2) How does being an artist help you communicate with the world? 

 

And does that gesture help me to communicate with the world? I’m not sure it does. I’m not sure I care if it does. Of course, I want people to like what I put out there.  I love it when people are touched by my images and words. But would I stop if they were not? I think I could not stop. First and foremost, my work is a communication with myself. Perhaps that is selfish. Perhaps it sounds like I only care for myself. But I care deeply for people in the world, I would give you the shirt off my back in an instant if you needed it.
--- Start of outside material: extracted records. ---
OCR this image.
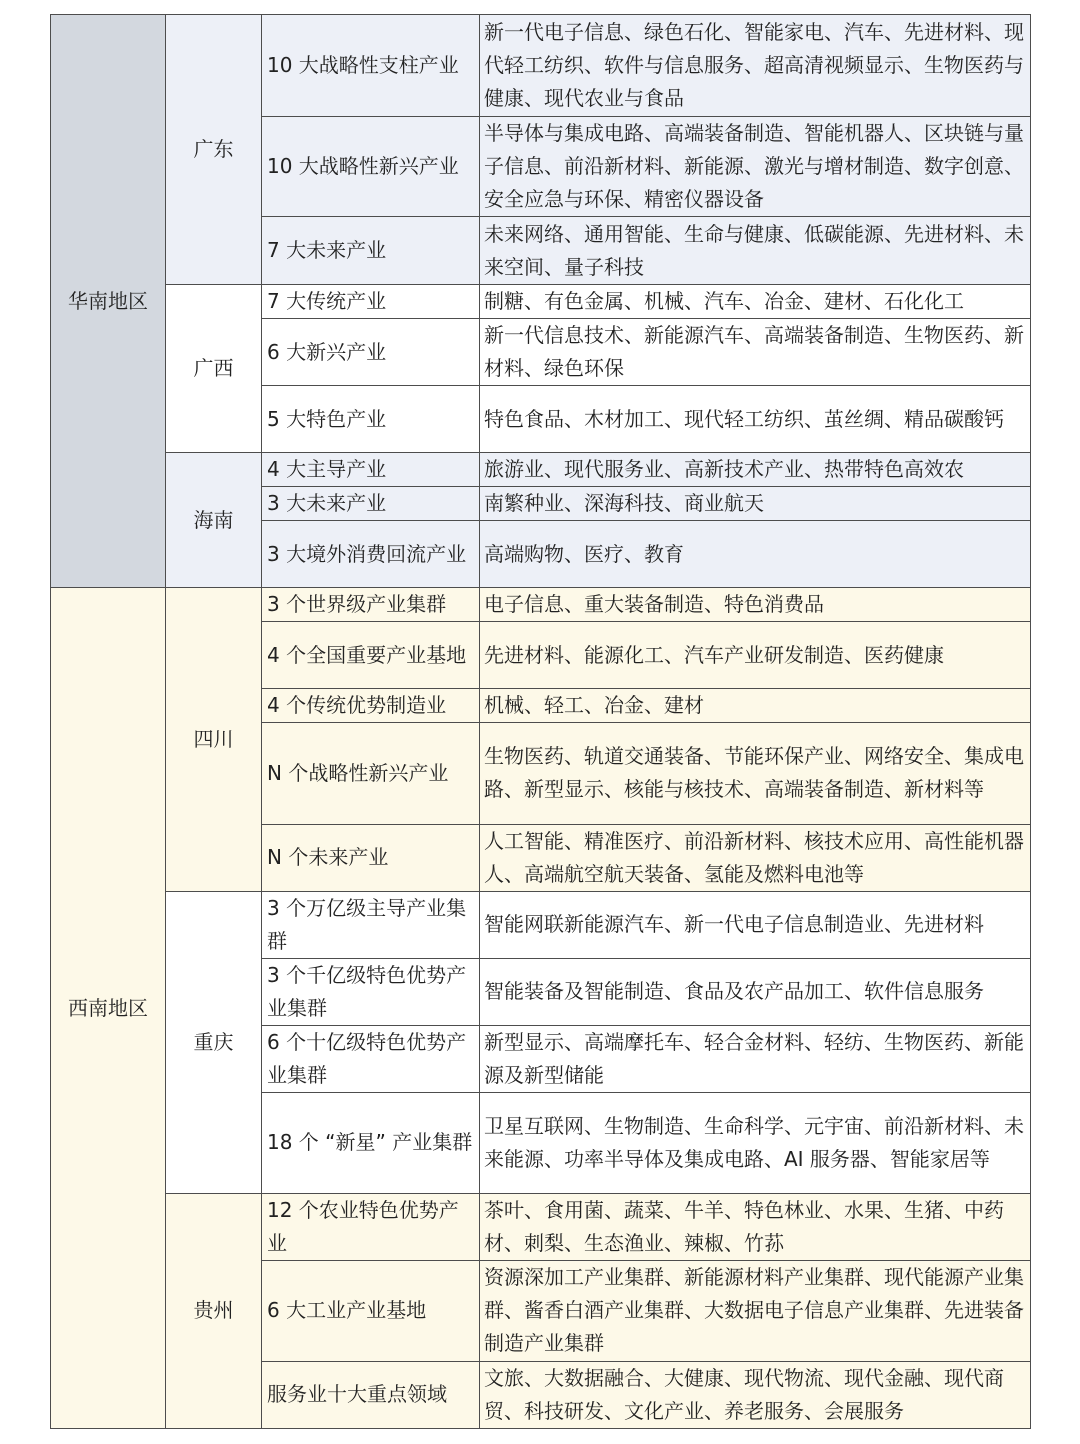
华南地区	广东	10 大战略性支柱产业	新一代电子信息、绿色石化、智能家电、汽车、先进材料、现代轻工纺织、软件与信息服务、超高清视频显示、生物医药与健康、现代农业与食品
		10 大战略性新兴产业	半导体与集成电路、高端装备制造、智能机器人、区块链与量子信息、前沿新材料、新能源、激光与增材制造、数字创意、安全应急与环保、精密仪器设备
		7 大未来产业	未来网络、通用智能、生命与健康、低碳能源、先进材料、未来空间、量子科技
	广西	7 大传统产业	制糖、有色金属、机械、汽车、冶金、建材、石化化工
		6 大新兴产业	新一代信息技术、新能源汽车、高端装备制造、生物医药、新材料、绿色环保
		5 大特色产业	特色食品、木材加工、现代轻工纺织、茧丝绸、精品碳酸钙
	海南	4 大主导产业	旅游业、现代服务业、高新技术产业、热带特色高效农
		3 大未来产业	南繁种业、深海科技、商业航天
		3 大境外消费回流产业	高端购物、医疗、教育
西南地区	四川	3 个世界级产业集群	电子信息、重大装备制造、特色消费品
		4 个全国重要产业基地	先进材料、能源化工、汽车产业研发制造、医药健康
		4 个传统优势制造业	机械、轻工、冶金、建材
		N 个战略性新兴产业	生物医药、轨道交通装备、节能环保产业、网络安全、集成电路、新型显示、核能与核技术、高端装备制造、新材料等
		N 个未来产业	人工智能、精准医疗、前沿新材料、核技术应用、高性能机器人、高端航空航天装备、氢能及燃料电池等
	重庆	3 个万亿级主导产业集群	智能网联新能源汽车、新一代电子信息制造业、先进材料
		3 个千亿级特色优势产业集群	智能装备及智能制造、食品及农产品加工、软件信息服务
		6 个十亿级特色优势产业集群	新型显示、高端摩托车、轻合金材料、轻纺、生物医药、新能源及新型储能
		18 个 “新星” 产业集群	卫星互联网、生物制造、生命科学、元宇宙、前沿新材料、未来能源、功率半导体及集成电路、AI 服务器、智能家居等
	贵州	12 个农业特色优势产业	茶叶、食用菌、蔬菜、牛羊、特色林业、水果、生猪、中药材、刺梨、生态渔业、辣椒、竹荪
		6 大工业产业基地	资源深加工产业集群、新能源材料产业集群、现代能源产业集群、酱香白酒产业集群、大数据电子信息产业集群、先进装备制造产业集群
		服务业十大重点领域	文旅、大数据融合、大健康、现代物流、现代金融、现代商贸、科技研发、文化产业、养老服务、会展服务
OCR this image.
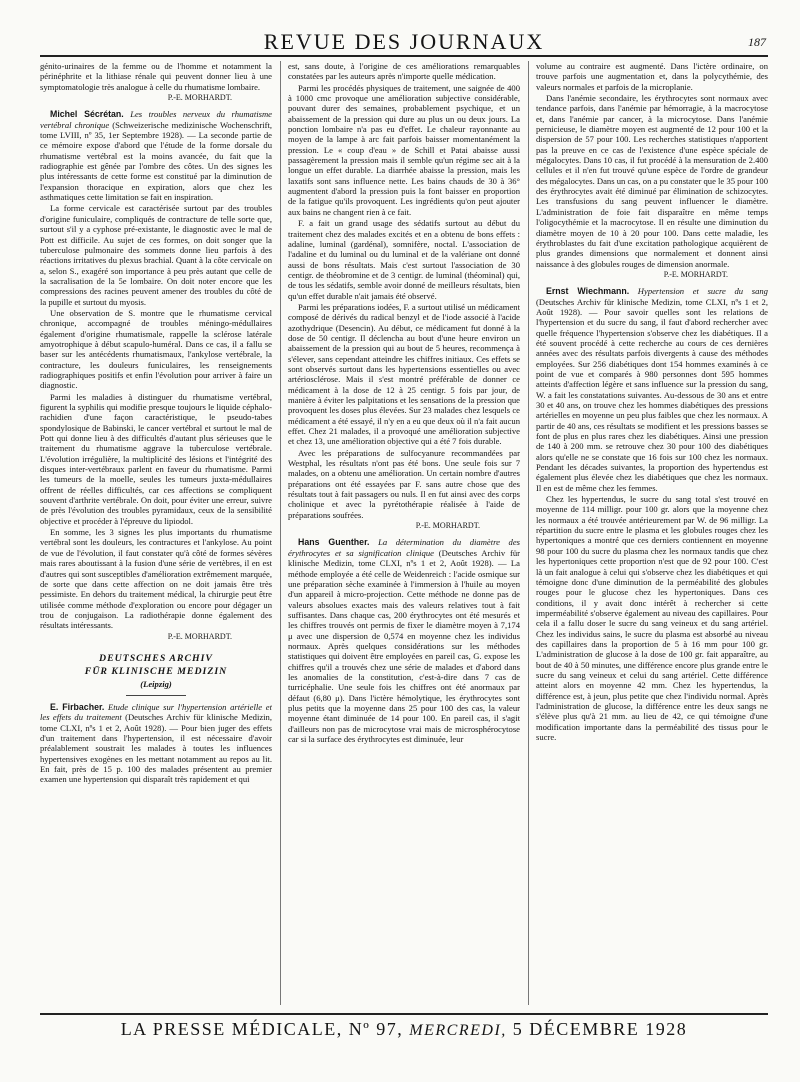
REVUE DES JOURNAUX	187

génito-urinaires de la femme ou de l'homme et notamment la périnéphrite et la lithiase rénale qui peuvent donner lieu à une symptomatologie très analogue à celle du rhumatisme lombaire.

P.-E. MORHARDT.

Michel Sécrétan. Les troubles nerveux du rhumatisme vertébral chronique (Schweizerische medizinische Wochenschrift, tome LVIII, nº 35, 1er Septembre 1928). — La seconde partie de ce mémoire expose d'abord que l'étude de la forme dorsale du rhumatisme vertébral est la moins avancée, du fait que la radiographie est gênée par l'ombre des côtes. Un des signes les plus intéressants de cette forme est constitué par la diminution de l'expansion thoracique en expiration, alors que chez les asthmatiques cette limitation se fait en inspiration.

La forme cervicale est caractérisée surtout par des troubles d'origine funiculaire, compliqués de contracture de telle sorte que, surtout s'il y a cyphose pré-existante, le diagnostic avec le mal de Pott est difficile. Au sujet de ces formes, on doit songer que la tuberculose pulmonaire des sommets donne lieu parfois à des réactions irritatives du plexus brachial. Quant à la côte cervicale on a, selon S., exagéré son importance à peu près autant que celle de la sacralisation de la 5e lombaire. On doit noter encore que les compressions des racines peuvent amener des troubles du côté de la pupille et surtout du myosis.

Une observation de S. montre que le rhumatisme cervical chronique, accompagné de troubles méningo-médullaires également d'origine rhumatismale, rappelle la sclérose latérale amyotrophique à début scapulo-huméral. Dans ce cas, il a fallu se baser sur les antécédents rhumatismaux, l'ankylose vertébrale, la contracture, les douleurs funiculaires, les renseignements radiographiques positifs et enfin l'évolution pour arriver à faire un diagnostic.

Parmi les maladies à distinguer du rhumatisme vertébral, figurent la syphilis qui modifie presque toujours le liquide céphalo-rachidien d'une façon caractéristique, le pseudo-tabes spondylosique de Babinski, le cancer vertébral et surtout le mal de Pott qui donne lieu à des difficultés d'autant plus sérieuses que le traitement du rhumatisme aggrave la tuberculose vertébrale. L'évolution irrégulière, la multiplicité des lésions et l'intégrité des disques inter-vertébraux parlent en faveur du rhumatisme. Parmi les tumeurs de la moelle, seules les tumeurs juxta-médullaires offrent de réelles difficultés, car ces affections se compliquent souvent d'arthrite vertébrale. On doit, pour éviter une erreur, suivre de près l'évolution des troubles pyramidaux, ceux de la sensibilité objective et procéder à l'épreuve du lipiodol.

En somme, les 3 signes les plus importants du rhumatisme vertébral sont les douleurs, les contractures et l'ankylose. Au point de vue de l'évolution, il faut constater qu'à côté de formes sévères mais rares aboutissant à la fusion d'une série de vertèbres, il en est d'autres qui sont susceptibles d'amélioration extrêmement marquée, de sorte que dans cette affection on ne doit jamais être très pessimiste. En dehors du traitement médical, la chirurgie peut être utilisée comme méthode d'exploration ou encore pour dégager un trou de conjugaison. La radiothérapie donne également des résultats intéressants.

P.-E. MORHARDT.

DEUTSCHES ARCHIV
FÜR KLINISCHE MEDIZIN
(Leipzig)

E. Firbacher. Etude clinique sur l'hypertension artérielle et les effets du traitement (Deutsches Archiv für klinische Medizin, tome CLXI, nºs 1 et 2, Août 1928). — Pour bien juger des effets d'un traitement dans l'hypertension, il est nécessaire d'avoir préalablement soustrait les malades à toutes les influences hypertensives exogènes en les mettant notamment au repos au lit. En fait, près de 15 p. 100 des malades présentent au premier examen une hypertension qui disparaît très rapidement et qui

est, sans doute, à l'origine de ces améliorations remarquables constatées par les auteurs après n'importe quelle médication.

Parmi les procédés physiques de traitement, une saignée de 400 à 1000 cmc provoque une amélioration subjective considérable, pouvant durer des semaines, probablement psychique, et un abaissement de la pression qui dure au plus un ou deux jours. La ponction lombaire n'a pas eu d'effet. Le chaleur rayonnante au moyen de la lampe à arc fait parfois baisser momentanément la pression. Le « coup d'eau » de Schill et Patai abaisse aussi passagèrement la pression mais il semble qu'un régime sec ait à la longue un effet durable. La diarrhée abaisse la pression, mais les laxatifs sont sans influence nette. Les bains chauds de 30 à 36° augmentent d'abord la pression puis la font baisser en proportion de la fatigue qu'ils provoquent. Les ingrédients qu'on peut ajouter aux bains ne changent rien à ce fait.

F. a fait un grand usage des sédatifs surtout au début du traitement chez des malades excités et en a obtenu de bons effets : adaline, luminal (gardénal), somnifère, noctal. L'association de l'adaline et du luminal ou du luminal et de la valériane ont donné aussi de bons résultats. Mais c'est surtout l'association de 30 centigr. de théobromine et de 3 centigr. de luminal (théominal) qui, de tous les sédatifs, semble avoir donné de meilleurs résultats, bien qu'un effet durable n'ait jamais été observé.

Parmi les préparations iodées, F. a surtout utilisé un médicament composé de dérivés du radical benzyl et de l'iode associé à l'acide azothydrique (Desencin). Au début, ce médicament fut donné à la dose de 50 centigr. Il déclencha au bout d'une heure environ un abaissement de la pression qui au bout de 5 heures, recommença à s'élever, sans cependant atteindre les chiffres initiaux. Ces effets se sont observés surtout dans les hypertensions essentielles ou avec artériosclérose. Mais il s'est montré préférable de donner ce médicament à la dose de 12 à 25 centigr. 5 fois par jour, de manière à éviter les palpitations et les sensations de la pression que provoquent les doses plus élevées. Sur 23 malades chez lesquels ce médicament a été essayé, il n'y en a eu que deux où il n'a fait aucun effet. Chez 21 malades, il a provoqué une amélioration subjective et chez 13, une amélioration objective qui a été 7 fois durable.

Avec les préparations de sulfocyanure recommandées par Westphal, les résultats n'ont pas été bons. Une seule fois sur 7 malades, on a obtenu une amélioration. Un certain nombre d'autres préparations ont été essayées par F. sans autre chose que des résultats tout à fait passagers ou nuls. Il en fut ainsi avec des corps cholinique et avec la pyrétothérapie réalisée à l'aide de préparations soufrées.

P.-E. MORHARDT.

Hans Guenther. La détermination du diamètre des érythrocytes et sa signification clinique (Deutsches Archiv für klinische Medizin, tome CLXI, nºs 1 et 2, Août 1928). — La méthode employée a été celle de Weidenreich : l'acide osmique sur une préparation sèche examinée à l'immersion à l'huile au moyen d'un appareil à micro-projection. Cette méthode ne donne pas de valeurs absolues exactes mais des valeurs relatives tout à fait suffisantes. Dans chaque cas, 200 érythrocytes ont été mesurés et les chiffres trouvés ont permis de fixer le diamètre moyen à 7,174 μ avec une dispersion de 0,574 en moyenne chez les individus normaux. Après quelques considérations sur les méthodes statistiques qui doivent être employées en pareil cas, G. expose les chiffres qu'il a trouvés chez une série de malades et d'abord dans les anomalies de la constitution, c'est-à-dire dans 7 cas de turricéphalie. Une seule fois les chiffres ont été anormaux par défaut (6,80 μ). Dans l'ictère hémolytique, les érythrocytes sont plus petits que la moyenne dans 25 pour 100 des cas, la valeur moyenne étant diminuée de 14 pour 100. En pareil cas, il s'agit d'ailleurs non pas de microcytose vrai mais de microsphérocytose car si la surface des érythrocytes est diminuée, leur

volume au contraire est augmenté. Dans l'ictère ordinaire, on trouve parfois une augmentation et, dans la polycythémie, des valeurs normales et parfois de la microplanie.

Dans l'anémie secondaire, les érythrocytes sont normaux avec tendance parfois, dans l'anémie par hémorragie, à la macrocytose et, dans l'anémie par cancer, à la microcytose. Dans l'anémie pernicieuse, le diamètre moyen est augmenté de 12 pour 100 et la dispersion de 57 pour 100. Les recherches statistiques n'apportent pas la preuve en ce cas de l'existence d'une espèce spéciale de mégalocytes. Dans 10 cas, il fut procédé à la mensuration de 2.400 cellules et il n'en fut trouvé qu'une espèce de l'ordre de grandeur des mégalocytes. Dans un cas, on a pu constater que le 35 pour 100 des érythrocytes avait été diminué par élimination de schizocytes. Les transfusions du sang peuvent influencer le diamètre. L'administration de foie fait disparaître en même temps l'oligocythémie et la macrocytose. Il en résulte une diminution du diamètre moyen de 10 à 20 pour 100. Dans cette maladie, les érythroblastes du fait d'une excitation pathologique acquièrent de plus grandes dimensions que normalement et donnent ainsi naissance à des globules rouges de dimension anormale.

P.-E. MORHARDT.

Ernst Wiechmann. Hypertension et sucre du sang (Deutsches Archiv für klinische Medizin, tome CLXI, nºs 1 et 2, Août 1928). — Pour savoir quelles sont les relations de l'hypertension et du sucre du sang, il faut d'abord rechercher avec quelle fréquence l'hypertension s'observe chez les diabétiques. Il a été souvent procédé à cette recherche au cours de ces dernières années avec des résultats parfois divergents à cause des méthodes employées. Sur 256 diabétiques dont 154 hommes examinés à ce point de vue et comparés à 980 personnes dont 595 hommes atteints d'affection légère et sans influence sur la pression du sang, W. a fait les constatations suivantes. Au-dessous de 30 ans et entre 30 et 40 ans, on trouve chez les hommes diabétiques des pressions artérielles en moyenne un peu plus faibles que chez les normaux. A partir de 40 ans, ces résultats se modifient et les pressions basses se font de plus en plus rares chez les diabétiques. Ainsi une pression de 140 à 200 mm. se retrouve chez 30 pour 100 des diabétiques alors qu'elle ne se constate que 16 fois sur 100 chez les normaux. Pendant les décades suivantes, la proportion des hypertendus est également plus élevée chez les diabétiques que chez les normaux. Il en est de même chez les femmes.

Chez les hypertendus, le sucre du sang total s'est trouvé en moyenne de 114 milligr. pour 100 gr. alors que la moyenne chez les normaux a été trouvée antérieurement par W. de 96 milligr. La répartition du sucre entre le plasma et les globules rouges chez les hypertoniques a montré que ces derniers contiennent en moyenne 98 pour 100 du sucre du plasma chez les normaux tandis que chez les hypertoniques cette proportion n'est que de 92 pour 100. C'est là un fait analogue à celui qui s'observe chez les diabétiques et qui témoigne donc d'une diminution de la perméabilité des globules rouges pour le glucose chez les hypertoniques. Dans ces conditions, il y avait donc intérêt à rechercher si cette imperméabilité s'observe également au niveau des capillaires. Pour cela il a fallu doser le sucre du sang veineux et du sang artériel. Chez les individus sains, le sucre du plasma est absorbé au niveau des capillaires dans la proportion de 5 à 16 mm pour 100 gr. L'administration de glucose à la dose de 100 gr. fait apparaître, au bout de 40 à 50 minutes, une différence encore plus grande entre le sucre du sang veineux et celui du sang artériel. Cette différence atteint alors en moyenne 42 mm. Chez les hypertendus, la différence est, à jeun, plus petite que chez l'individu normal. Après l'administration de glucose, la différence entre les deux sangs ne s'élève plus qu'à 21 mm. au lieu de 42, ce qui témoigne d'une modification importante dans la perméabilité des tissus pour le sucre.

LA PRESSE MÉDICALE, Nº 97, MERCREDI, 5 DÉCEMBRE 1928
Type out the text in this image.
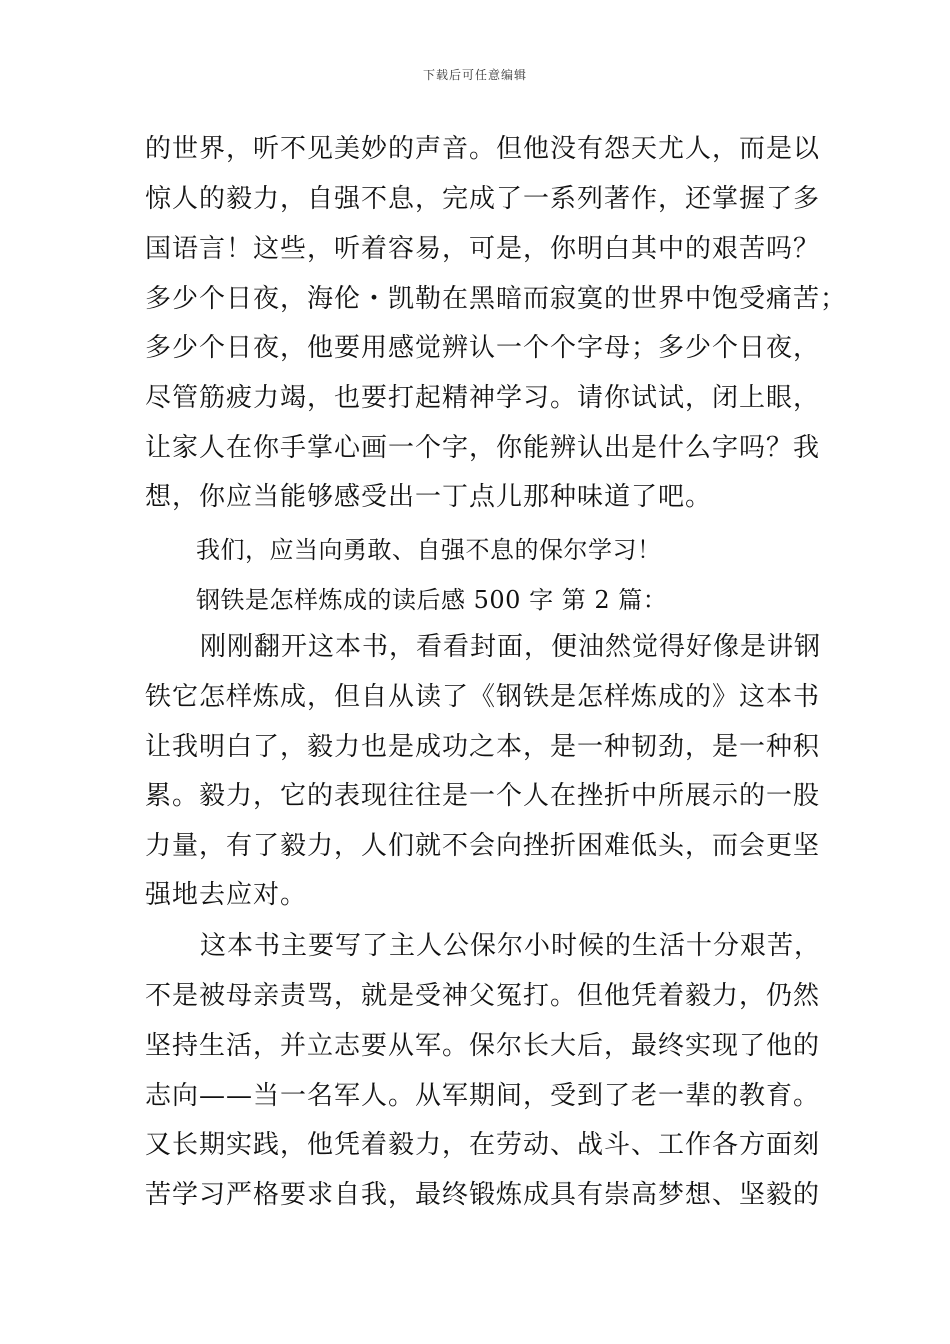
下载后可任意编辑
的世界，听不见美妙的声音。但他没有怨天尤人，而是以
惊人的毅力，自强不息，完成了一系列著作，还掌握了多
国语言！这些，听着容易，可是，你明白其中的艰苦吗？
多少个日夜，海伦・凯勒在黑暗而寂寞的世界中饱受痛苦；
多少个日夜，他要用感觉辨认一个个字母；多少个日夜，
尽管筋疲力竭，也要打起精神学习。请你试试，闭上眼，
让家人在你手掌心画一个字，你能辨认出是什么字吗？我
想，你应当能够感受出一丁点儿那种味道了吧。
我们，应当向勇敢、自强不息的保尔学习！
钢铁是怎样炼成的读后感 500 字 第 2 篇：
刚刚翻开这本书，看看封面，便油然觉得好像是讲钢
铁它怎样炼成，但自从读了《钢铁是怎样炼成的》这本书
让我明白了，毅力也是成功之本，是一种韧劲，是一种积
累。毅力，它的表现往往是一个人在挫折中所展示的一股
力量，有了毅力，人们就不会向挫折困难低头，而会更坚
强地去应对。
这本书主要写了主人公保尔小时候的生活十分艰苦，
不是被母亲责骂，就是受神父冤打。但他凭着毅力，仍然
坚持生活，并立志要从军。保尔长大后，最终实现了他的
志向——当一名军人。从军期间，受到了老一辈的教育。
又长期实践，他凭着毅力，在劳动、战斗、工作各方面刻
苦学习严格要求自我，最终锻炼成具有崇高梦想、坚毅的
I listen to people’s feelings and experiences with compassion and non-judgement, and strangers often tell me their deepest secrets and traumas. But does my art help me to communicate with the world? Looked at in another way, perhaps it does. Perhaps it shares who I am, or an aspect of who I am, that otherwise would not be shared. I am a private person but I have never locked up my poems or paintings in the drawer of my desk. I have spread them far and wide. People have called me brave for doing so. I’ve never seen it that way. It seems the safest way to share myself with the world. A blessing for that.


3) Have you built or joined a community of artists around the world? How did you do this?

 

I live in a very rural area of the world. Given that, I know a lot of artists, Vermont is full of artists, musicians and writers. But it is also limited in many ways, no large cities, few galleries, or museums and none really that are cutting edge. The community of artists that I have connected with through the asemic groups and other artist and writing groups on fb have been a godsend. I am inspired by the work I see every day, encouraged by the response to my own work but also to the work of others. Encouraged that there are so many out there interested in art and writing, pouring themselves into their own work, sharing their work, connecting and supporting each other. It’s brilliant. Like an artistic diaspora come home.